INDEXED UNIVERSAL LIFE INSURANCE

This is a type of universal insurance but it differs in a way. It’s a peculiar type of policy because the cash value is linked to stocks and bonds. The S&P 500 is an example of this type of life insurance.

If the stock market performs well it means the policyholder will get gains on the cash value.

VARIABLE LIFE INSURANCE AND VARIABLE UNIVERSAL LIFE INSURANCE

When you buy this type of life insurance policy the premium will be divided between the death benefit account and the cash value account.
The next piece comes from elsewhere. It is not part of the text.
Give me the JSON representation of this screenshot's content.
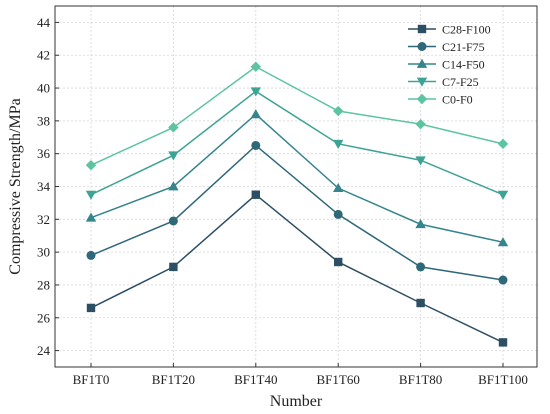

The cash value is then invested in mutual funds.

If the mutual funds market does well you can get a sizeable amount of gain on your investment but can also run at a huge loss if the market crashes so this requires constant monitoring.

FINAL EXPENSE LIFE INSURANCE

This kind of life policy is best suitable for older citizens. It covers costs a policyholder incurs during the process of and after death. The medical and funeral bills are covered by this policy. 

This policy is expensive and covers little compared to the other types of life insurance policy. There are two types of final expense life insurance. Simplified and Guaranteed issues are the two types of Final expense life insurance.

Basically, with the simplified issue, you won’t be medically examined to get the insurance but you will have to fill a questionnaire and if you have a chronic disease or are over a certain age you might not qualify for this policy.

For the Guaranteed issue you do not go through a medical examination and also do not have to fill any questionnaire but people with dementia or Alzheimers won’t be able to qualify for this policy because they won’t be to answer questions when questioned by insurance companies.

GROUP LIFE INSURANCE (GROUP TERM LIFE INSURANCE)

This type of life insurance gets more expensive as the policyholder gets older. It is provided to employees by their employers. It doesn’t cover much as it only provides the policyholder’s beneficiaries can only access death benefits that are equivalent to 1-2 months of the deceased salary.

 

 All in all life insurance policies help lessen the emotional trauma of losing a loved one, employee or even a mentor.